South Africa’s index of gold-mining stocks surged the most this week on record as the precious metal traded near a one-month high and the rand extended declines.
The five-member FTSE/JSE Africa Gold Mining Index climbed 2 percent to 1,022.93 by the close in Johannesburg, bringing its five-day gain to 28 percent. Pan African Resources Plc led the advance on Friday, adding 3.8 percent to bring its gain this week to 17 percent. AngloGold Ashanti was the best performer in the week, gaining 33 percent. Spot gold advanced 0.5 percent to $1.158 an ounce, the highest since July 13.
The precious metal has climbed 3.8 percent this week as investors scaled back bets on a Federal Reserve rate increase next month and a stock and currency sell-off in emerging markets spurred demand for safe assets. South African gold miners also benefit from a weaker rand because they pay costs in the local currency while selling their exports for dollars, helping the index to rally from a 15-year low on August 6.
“The gold stocks, particularly South African gold stocks, were undervalued, not only relative to the global peer group, but to the local mining index as well,” Richard Hart, director of equity research at Arqaam Capital SA Pvt Ltd., said from Johannesburg. “This has really been a recovery of some of that value.”

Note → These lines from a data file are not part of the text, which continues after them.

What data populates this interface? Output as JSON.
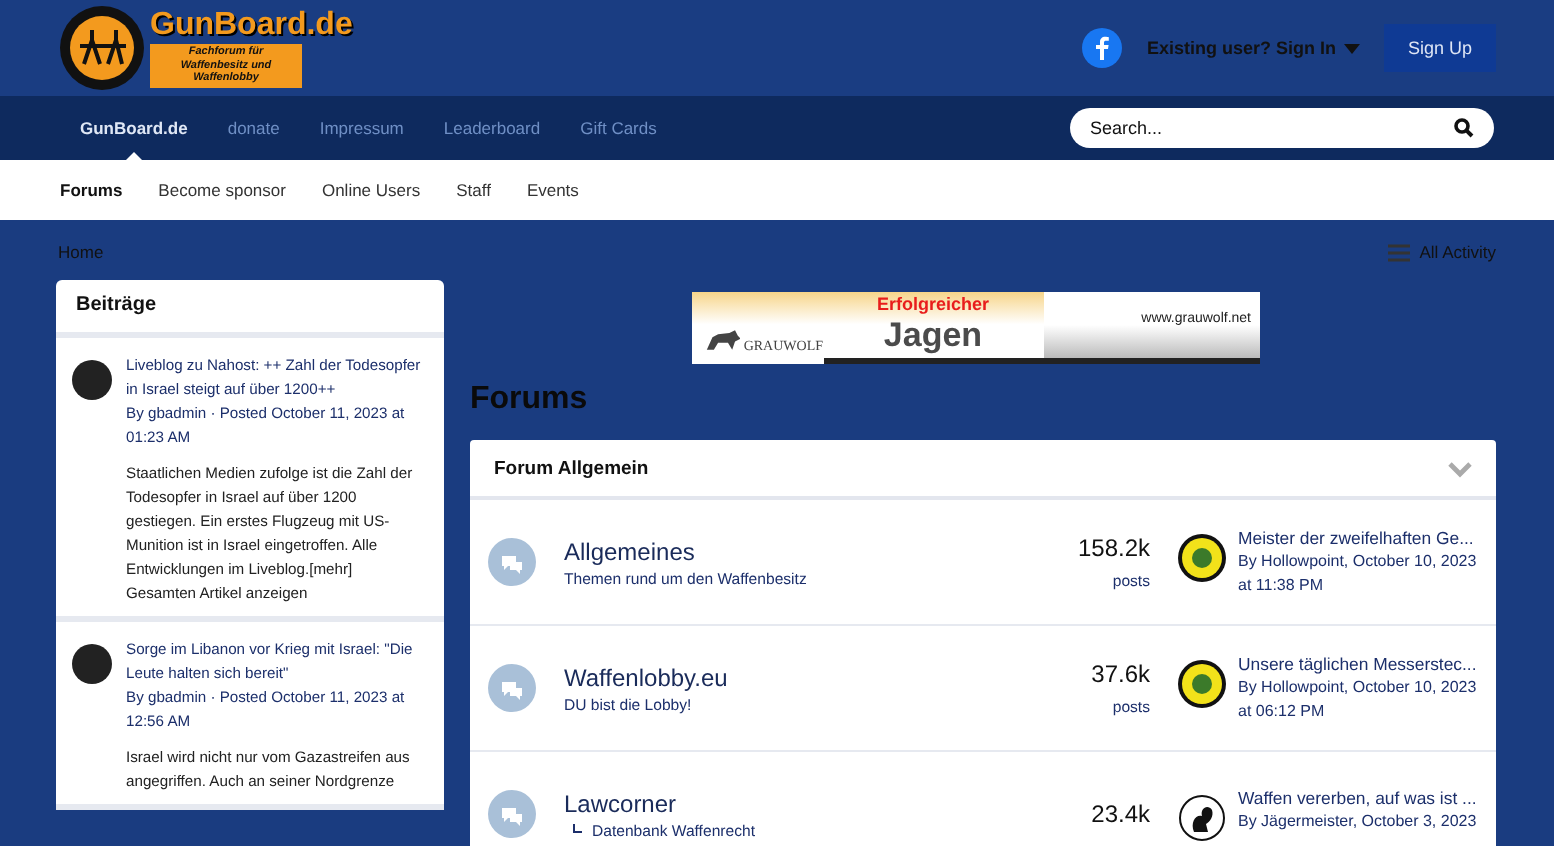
{
  "header": {
    "logo_title": "GunBoard.de",
    "logo_subtitle": "Fachforum für Waffenbesitz und Waffenlobby",
    "sign_in": "Existing user? Sign In",
    "sign_up": "Sign Up"
  },
  "nav": [
    {
      "label": "GunBoard.de",
      "selected": true
    },
    {
      "label": "donate",
      "selected": false
    },
    {
      "label": "Impressum",
      "selected": false
    },
    {
      "label": "Leaderboard",
      "selected": false
    },
    {
      "label": "Gift Cards",
      "selected": false
    }
  ],
  "search": {
    "placeholder": "Search..."
  },
  "subnav": [
    {
      "label": "Forums",
      "selected": true
    },
    {
      "label": "Become sponsor",
      "selected": false
    },
    {
      "label": "Online Users",
      "selected": false
    },
    {
      "label": "Staff",
      "selected": false
    },
    {
      "label": "Events",
      "selected": false
    }
  ],
  "breadcrumb": "Home",
  "all_activity": "All Activity",
  "sidebar": {
    "title": "Beiträge",
    "posts": [
      {
        "title": "Liveblog zu Nahost: ++ Zahl der Todesopfer in Israel steigt auf über 1200++",
        "meta": "By gbadmin · Posted October 11, 2023 at 01:23 AM",
        "body": "Staatlichen Medien zufolge ist die Zahl der Todesopfer in Israel auf über 1200 gestiegen. Ein erstes Flugzeug mit US-Munition ist in Israel eingetroffen. Alle Entwicklungen im Liveblog.[mehr]",
        "more": "Gesamten Artikel anzeigen"
      },
      {
        "title": "Sorge im Libanon vor Krieg mit Israel: \"Die Leute halten sich bereit\"",
        "meta": "By gbadmin · Posted October 11, 2023 at 12:56 AM",
        "body": "Israel wird nicht nur vom Gazastreifen aus angegriffen. Auch an seiner Nordgrenze"
      }
    ]
  },
  "banner": {
    "brand": "GRAUWOLF",
    "headline": "Erfolgreicher",
    "word": "Jagen",
    "url": "www.grauwolf.net"
  },
  "forums_title": "Forums",
  "category": {
    "title": "Forum Allgemein",
    "expanded": true,
    "forums": [
      {
        "name": "Allgemeines",
        "desc": "Themen rund um den Waffenbesitz",
        "count": "158.2k",
        "unit": "posts",
        "last_title": "Meister der zweifelhaften Ge...",
        "last_meta": "By Hollowpoint, October 10, 2023 at 11:38 PM",
        "kind": "badge"
      },
      {
        "name": "Waffenlobby.eu",
        "desc": "DU bist die Lobby!",
        "count": "37.6k",
        "unit": "posts",
        "last_title": "Unsere täglichen Messerstec...",
        "last_meta": "By Hollowpoint, October 10, 2023 at 06:12 PM",
        "kind": "badge"
      },
      {
        "name": "Lawcorner",
        "subforum": "Datenbank Waffenrecht",
        "count": "23.4k",
        "last_title": "Waffen vererben, auf was ist ...",
        "last_meta": "By Jägermeister, October 3, 2023",
        "kind": "squirrel"
      }
    ]
  }
}
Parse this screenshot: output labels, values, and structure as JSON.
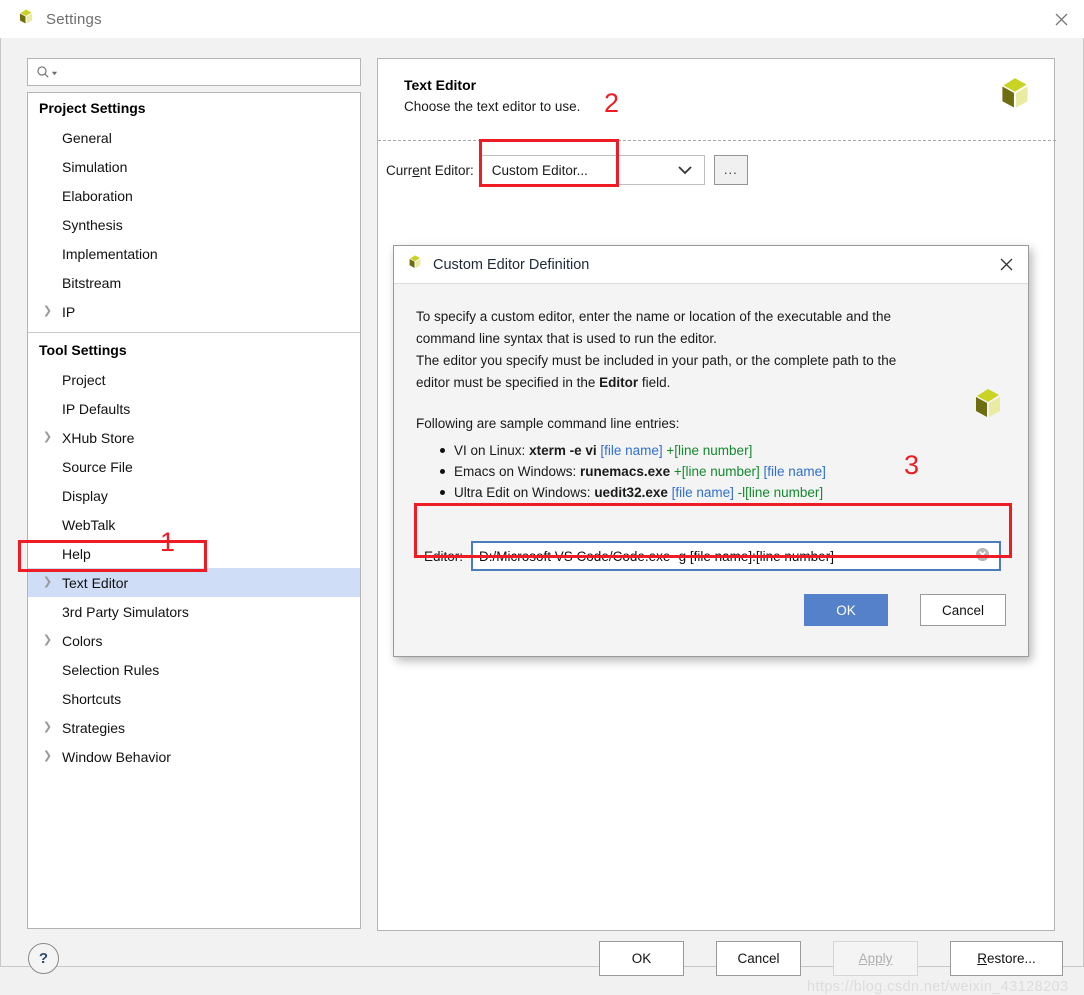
{
  "window": {
    "title": "Settings",
    "close_icon": "close-icon",
    "app_icon": "vivado-logo-icon"
  },
  "search": {
    "value": "",
    "placeholder": "",
    "icon": "search-icon",
    "caret_icon": "chevron-down-icon"
  },
  "sidebar": {
    "groups": [
      {
        "label": "Project Settings",
        "items": [
          {
            "label": "General",
            "expandable": false
          },
          {
            "label": "Simulation",
            "expandable": false
          },
          {
            "label": "Elaboration",
            "expandable": false
          },
          {
            "label": "Synthesis",
            "expandable": false
          },
          {
            "label": "Implementation",
            "expandable": false
          },
          {
            "label": "Bitstream",
            "expandable": false
          },
          {
            "label": "IP",
            "expandable": true
          }
        ]
      },
      {
        "label": "Tool Settings",
        "items": [
          {
            "label": "Project",
            "expandable": false
          },
          {
            "label": "IP Defaults",
            "expandable": false
          },
          {
            "label": "XHub Store",
            "expandable": true
          },
          {
            "label": "Source File",
            "expandable": false
          },
          {
            "label": "Display",
            "expandable": false
          },
          {
            "label": "WebTalk",
            "expandable": false
          },
          {
            "label": "Help",
            "expandable": false
          },
          {
            "label": "Text Editor",
            "expandable": true,
            "selected": true
          },
          {
            "label": "3rd Party Simulators",
            "expandable": false
          },
          {
            "label": "Colors",
            "expandable": true
          },
          {
            "label": "Selection Rules",
            "expandable": false
          },
          {
            "label": "Shortcuts",
            "expandable": false
          },
          {
            "label": "Strategies",
            "expandable": true
          },
          {
            "label": "Window Behavior",
            "expandable": true
          }
        ]
      }
    ]
  },
  "panel": {
    "title": "Text Editor",
    "subtitle": "Choose the text editor to use.",
    "logo_icon": "vivado-logo-icon",
    "current_editor_label": "Current Editor:",
    "current_editor_value": "Custom Editor...",
    "current_editor_options": [
      "Custom Editor..."
    ],
    "browse_button_label": "...",
    "dropdown_icon": "chevron-down-icon"
  },
  "dialog": {
    "title": "Custom Editor Definition",
    "title_icon": "vivado-logo-icon",
    "close_icon": "close-icon",
    "logo_icon": "vivado-logo-icon",
    "paragraph_1": "To specify a custom editor, enter the name or location of the executable and the",
    "paragraph_2": "command line syntax that is used to run the editor.",
    "paragraph_3": "The editor you specify must be included in your path, or the complete path to the",
    "paragraph_4_pre": "editor must be specified in the ",
    "paragraph_4_bold": "Editor",
    "paragraph_4_post": " field.",
    "samples_heading": "Following are sample command line entries:",
    "samples": [
      {
        "prefix": "VI on Linux: ",
        "cmd": "xterm -e vi",
        "arg_blue": " [file name]",
        "arg_green": " +[line number]",
        "arg_blue2": "",
        "order": "blue-green"
      },
      {
        "prefix": "Emacs on Windows: ",
        "cmd": "runemacs.exe",
        "arg_green": " +[line number]",
        "arg_blue": " [file name]",
        "order": "green-blue"
      },
      {
        "prefix": "Ultra Edit on Windows: ",
        "cmd": "uedit32.exe",
        "arg_blue": " [file name]",
        "arg_green": " -l[line number]",
        "order": "blue-green"
      }
    ],
    "editor_label": "Editor:",
    "editor_value": "D:/Microsoft VS Code/Code.exe -g [file name]:[line number]",
    "editor_placeholder": "",
    "clear_icon": "clear-circle-icon",
    "ok_label": "OK",
    "cancel_label": "Cancel"
  },
  "footer": {
    "help_label": "?",
    "ok_label": "OK",
    "cancel_label": "Cancel",
    "apply_label": "Apply",
    "restore_prefix": "R",
    "restore_rest": "estore..."
  },
  "annotations": {
    "one": "1",
    "two": "2",
    "three": "3",
    "color": "#ee1c24"
  },
  "watermark": "https://blog.csdn.net/weixin_43128203"
}
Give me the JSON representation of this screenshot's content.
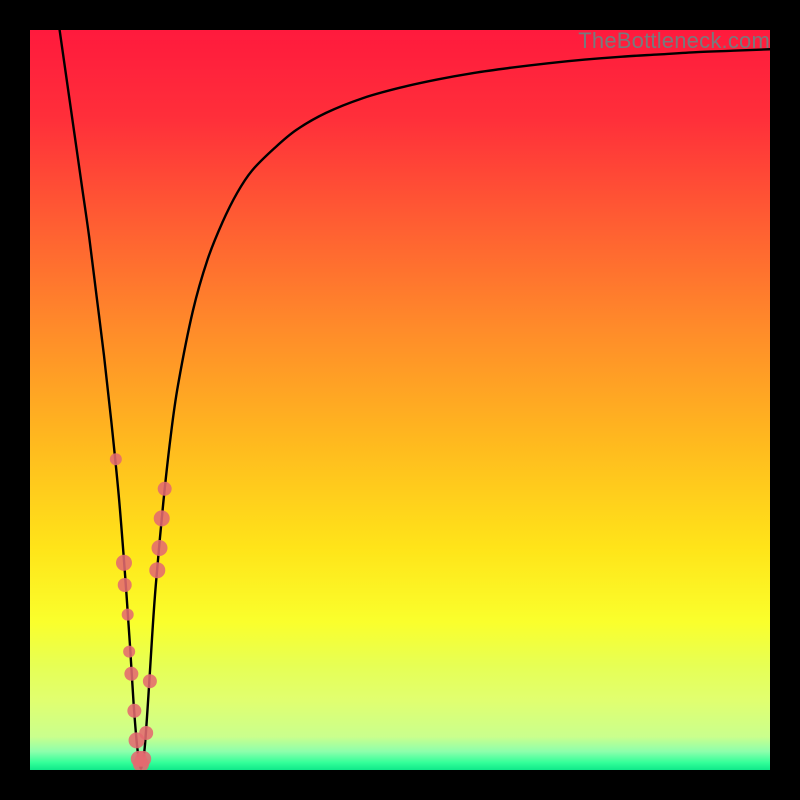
{
  "watermark": "TheBottleneck.com",
  "chart_data": {
    "type": "line",
    "title": "",
    "xlabel": "",
    "ylabel": "",
    "xlim": [
      0,
      100
    ],
    "ylim": [
      0,
      100
    ],
    "grid": false,
    "legend": false,
    "gradient_stops": [
      {
        "offset": 0.0,
        "color": "#ff1a3d"
      },
      {
        "offset": 0.12,
        "color": "#ff2f3a"
      },
      {
        "offset": 0.25,
        "color": "#ff5a33"
      },
      {
        "offset": 0.4,
        "color": "#ff8a2a"
      },
      {
        "offset": 0.55,
        "color": "#ffb71f"
      },
      {
        "offset": 0.7,
        "color": "#ffe419"
      },
      {
        "offset": 0.8,
        "color": "#faff2c"
      },
      {
        "offset": 0.86,
        "color": "#e6ff55"
      },
      {
        "offset": 0.905,
        "color": "#e1ff6f"
      },
      {
        "offset": 0.955,
        "color": "#caff8d"
      },
      {
        "offset": 0.975,
        "color": "#8dffac"
      },
      {
        "offset": 0.99,
        "color": "#33ff99"
      },
      {
        "offset": 1.0,
        "color": "#10e88a"
      }
    ],
    "series": [
      {
        "name": "bottleneck-curve",
        "color": "#000000",
        "x": [
          4,
          5,
          6,
          7,
          8,
          9,
          10,
          11,
          12,
          12.8,
          13.5,
          14,
          14.5,
          14.9,
          15.1,
          15.5,
          16,
          16.5,
          17,
          18,
          19,
          20,
          22,
          24,
          26,
          28,
          30,
          33,
          36,
          40,
          45,
          50,
          55,
          60,
          65,
          70,
          75,
          80,
          85,
          90,
          95,
          100
        ],
        "y": [
          100,
          93,
          86,
          79,
          72,
          64,
          56,
          47,
          37,
          27,
          17,
          9,
          3,
          0.5,
          0.5,
          3,
          10,
          18,
          25,
          36,
          45,
          52,
          62,
          69,
          74,
          78,
          81,
          84,
          86.5,
          88.8,
          90.8,
          92.2,
          93.3,
          94.2,
          94.9,
          95.5,
          96.0,
          96.4,
          96.7,
          97.0,
          97.2,
          97.4
        ]
      }
    ],
    "scatter_points": {
      "name": "highlighted-points",
      "color": "#e46a6f",
      "points": [
        {
          "x": 11.6,
          "y": 42,
          "r": 6
        },
        {
          "x": 12.7,
          "y": 28,
          "r": 8
        },
        {
          "x": 12.8,
          "y": 25,
          "r": 7
        },
        {
          "x": 13.2,
          "y": 21,
          "r": 6
        },
        {
          "x": 13.4,
          "y": 16,
          "r": 6
        },
        {
          "x": 13.7,
          "y": 13,
          "r": 7
        },
        {
          "x": 14.1,
          "y": 8,
          "r": 7
        },
        {
          "x": 14.4,
          "y": 4,
          "r": 8
        },
        {
          "x": 14.7,
          "y": 1.5,
          "r": 8
        },
        {
          "x": 15.0,
          "y": 0.8,
          "r": 8
        },
        {
          "x": 15.3,
          "y": 1.5,
          "r": 8
        },
        {
          "x": 15.7,
          "y": 5,
          "r": 7
        },
        {
          "x": 16.2,
          "y": 12,
          "r": 7
        },
        {
          "x": 17.2,
          "y": 27,
          "r": 8
        },
        {
          "x": 17.5,
          "y": 30,
          "r": 8
        },
        {
          "x": 17.8,
          "y": 34,
          "r": 8
        },
        {
          "x": 18.2,
          "y": 38,
          "r": 7
        }
      ]
    }
  }
}
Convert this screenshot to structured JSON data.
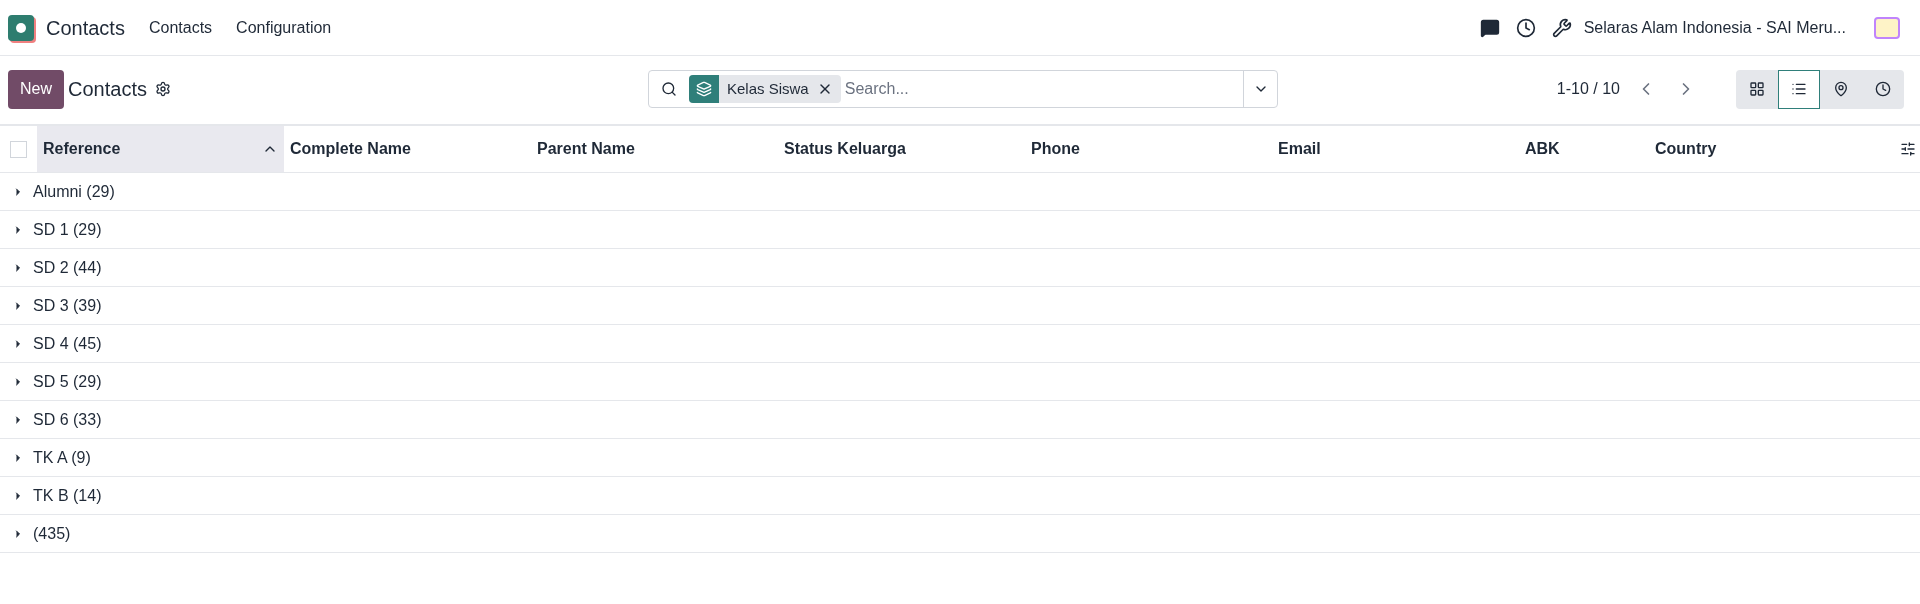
{
  "navbar": {
    "app_name": "Contacts",
    "menu": [
      "Contacts",
      "Configuration"
    ],
    "company": "Selaras Alam Indonesia - SAI Meru..."
  },
  "control_panel": {
    "new_button": "New",
    "title": "Contacts",
    "search": {
      "facet": "Kelas Siswa",
      "placeholder": "Search..."
    },
    "pager": "1-10 / 10",
    "views": [
      {
        "kind": "kanban",
        "selected": false
      },
      {
        "kind": "list",
        "selected": true
      },
      {
        "kind": "map",
        "selected": false
      },
      {
        "kind": "activity",
        "selected": false
      }
    ]
  },
  "table": {
    "select_all_checked": false,
    "columns": [
      {
        "label": "Reference",
        "sorted": true
      },
      {
        "label": "Complete Name",
        "sorted": false
      },
      {
        "label": "Parent Name",
        "sorted": false
      },
      {
        "label": "Status Keluarga",
        "sorted": false
      },
      {
        "label": "Phone",
        "sorted": false
      },
      {
        "label": "Email",
        "sorted": false
      },
      {
        "label": "ABK",
        "sorted": false
      },
      {
        "label": "Country",
        "sorted": false
      }
    ],
    "groups": [
      {
        "label": "Alumni (29)",
        "expanded": false
      },
      {
        "label": "SD 1 (29)",
        "expanded": false
      },
      {
        "label": "SD 2 (44)",
        "expanded": false
      },
      {
        "label": "SD 3 (39)",
        "expanded": false
      },
      {
        "label": "SD 4 (45)",
        "expanded": false
      },
      {
        "label": "SD 5 (29)",
        "expanded": false
      },
      {
        "label": "SD 6 (33)",
        "expanded": false
      },
      {
        "label": "TK A (9)",
        "expanded": false
      },
      {
        "label": "TK B (14)",
        "expanded": false
      },
      {
        "label": "(435)",
        "expanded": false
      }
    ]
  }
}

Gold Fields Ltd., South Africa’s second-biggest producer, advanced 4.5 percent to bring its weekly gain to 31 percent, while Sibanye Gold Ltd. added 14 percent in the week, and Harmony Gold Mining Co. 6.5 percent.
Gold stocks are outperforming the benchmark JSE/FTSE Johannesburg All-Share Index, which has been battered by a slump in commodity prices and a slowdown in China, the biggest buyer of South African exports. The index fell 1.5 percent on Friday, bringing its weekly decline to 3.5 percent, the most since Aug. 2011.
The rand, which weakened to breach 13 per dollar for the first time in almost 14 years on Thursday, was little changed at 12.9343 per dollar.
A wage settlement at gold-mining companies may provide further support for the stocks. While the two biggest mining-industry labor unions said on Aug. 14 wage negotiations had broken down, the chances of a protracted strike are low, Troye Brady, an analyst at Noah Capital Markets Pty Ltd., said by phone from Johannesburg.
“We’ve had some really bad strikes over the last couple of years and my impression is that the appetite for strikes by workers is not as high as it was before,” Brady said. “It’s a lose-lose situation to strike, and workers have realized, hopefully, that nobody wins in a strike.”